Explore Indochina Golden Driving Rules
As a motorcyclist, you will be aware of and will follow instinctually many of these rules already. No harm, however, for a friendly reminder, mainly because there are many additional tips that will keep you on the road and out of trouble that are specific to Vietnam, Laos and India. After all, it’s worth bearing in mind that riding unfamiliar roads, in what’s likely to be an unfamiliar country for you, will always require all the extra care that you can muster.
What You Should Always Do
- Use your horn ALL the time, especially when overtaking other road users, passing people, animals, your driving mates, and when driving through intersections. The horn exists not to tell people that you’re frustrated with them. Instead, it’s a safety tool for communicating with other road users.

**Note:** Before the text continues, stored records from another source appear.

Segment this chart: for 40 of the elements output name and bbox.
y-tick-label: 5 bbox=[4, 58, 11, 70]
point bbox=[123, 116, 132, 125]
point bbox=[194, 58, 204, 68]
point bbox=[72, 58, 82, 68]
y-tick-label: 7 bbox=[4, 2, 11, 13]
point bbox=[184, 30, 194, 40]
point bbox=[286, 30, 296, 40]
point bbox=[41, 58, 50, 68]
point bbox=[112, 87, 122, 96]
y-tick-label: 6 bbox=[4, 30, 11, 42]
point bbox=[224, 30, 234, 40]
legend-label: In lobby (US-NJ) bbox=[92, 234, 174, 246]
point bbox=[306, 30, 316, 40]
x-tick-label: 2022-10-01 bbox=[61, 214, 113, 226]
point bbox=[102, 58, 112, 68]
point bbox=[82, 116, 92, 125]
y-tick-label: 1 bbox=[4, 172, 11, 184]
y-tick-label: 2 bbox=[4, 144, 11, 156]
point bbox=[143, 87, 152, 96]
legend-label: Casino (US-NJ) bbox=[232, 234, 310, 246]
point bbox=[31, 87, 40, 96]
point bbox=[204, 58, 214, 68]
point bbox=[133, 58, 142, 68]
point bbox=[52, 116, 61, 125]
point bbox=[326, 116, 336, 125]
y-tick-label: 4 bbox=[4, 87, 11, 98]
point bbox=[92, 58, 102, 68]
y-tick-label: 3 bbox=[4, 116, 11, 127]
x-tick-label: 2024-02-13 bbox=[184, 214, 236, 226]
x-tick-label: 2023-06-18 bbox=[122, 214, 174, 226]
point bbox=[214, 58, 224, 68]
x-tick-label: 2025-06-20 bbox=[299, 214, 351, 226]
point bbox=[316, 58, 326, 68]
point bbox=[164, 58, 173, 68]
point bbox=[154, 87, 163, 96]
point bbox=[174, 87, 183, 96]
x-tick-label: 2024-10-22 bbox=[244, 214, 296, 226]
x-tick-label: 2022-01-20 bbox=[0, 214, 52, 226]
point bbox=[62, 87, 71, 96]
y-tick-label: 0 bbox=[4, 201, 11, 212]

- Keep your distance from your mates and other road users!!! Not only does this help to avoid accidents, but it means that you’re not taking in a face full of grit thrown up by the bike in front of you, nor a lungful of exhaust fumes. Your vision is improved, you won’t pressure your mates, and you will have much more time to react appropriately should the road user in front of you make a sudden stop.
- Give way to anyone or anything that is in front of you. You are responsible for not hitting anything in front of you, even if that person or thing has cut in front of you. If it’s in front, it’s in the right as far as Vietnamese, Laotian and Indian traffic systems are concerned.
- Always low down while driving through populated areas or zones of unpredictability, such as an intersection, an adjacent pig and buffalo etc. Just slow down whenever things get uncertain so that you’re ready to make timely and effective evasive action should you need to.
- View every human or animal on or near the road as a potential accident victim. Look out for bikes that have slowed down and look like they are about to turn and kids running away from you with their backs turned. Be particularly wary of kids playing games like soccer or badminton on the pavement or at the side of the road. Watch out for pigeons (they can fly up into your face), cows and buffaloes, and children running away from you on the side of the road (they might suddenly cut onto the road). Be especially wary of calves as one cry from the mother cow, and they could bolt across the road. Don’t be startled by chickens or cats. They are very soft and don’t pose a problem. However, dogs, pigs and goats may break your suspension and send you over the handlebars, so keep an eye on them and use your horn. Buffaloes, however, are much more solid and will take you out, so try another strategy!
- Remember that larger, moving vehicles often hide other road users behind them, which can cause havoc if you make false assumptions at intersections when blindly cutting in front of the larger vehicles, either travelling parallel or at right angles to you. Get in the habit of looking under oncoming vehicles.
- If crossing a busy intersection, move into another vehicle’s ‘down traffic’ side. The vehicle’s ‘traffic shadow’ will buffer you against other traffic, and you can then cross with ease.
What You Should Never Do
- Take your helmet off while riding.
- Drive faster than the speed dictated by the guide.
- Pass vehicles on the inside.
- Ignore your horn.
- Go wide in a blind corner.
- Drink alcohol while riding.
- Ride fast in wet conditions.
- Turn abruptly. Instead, make long, curved turns.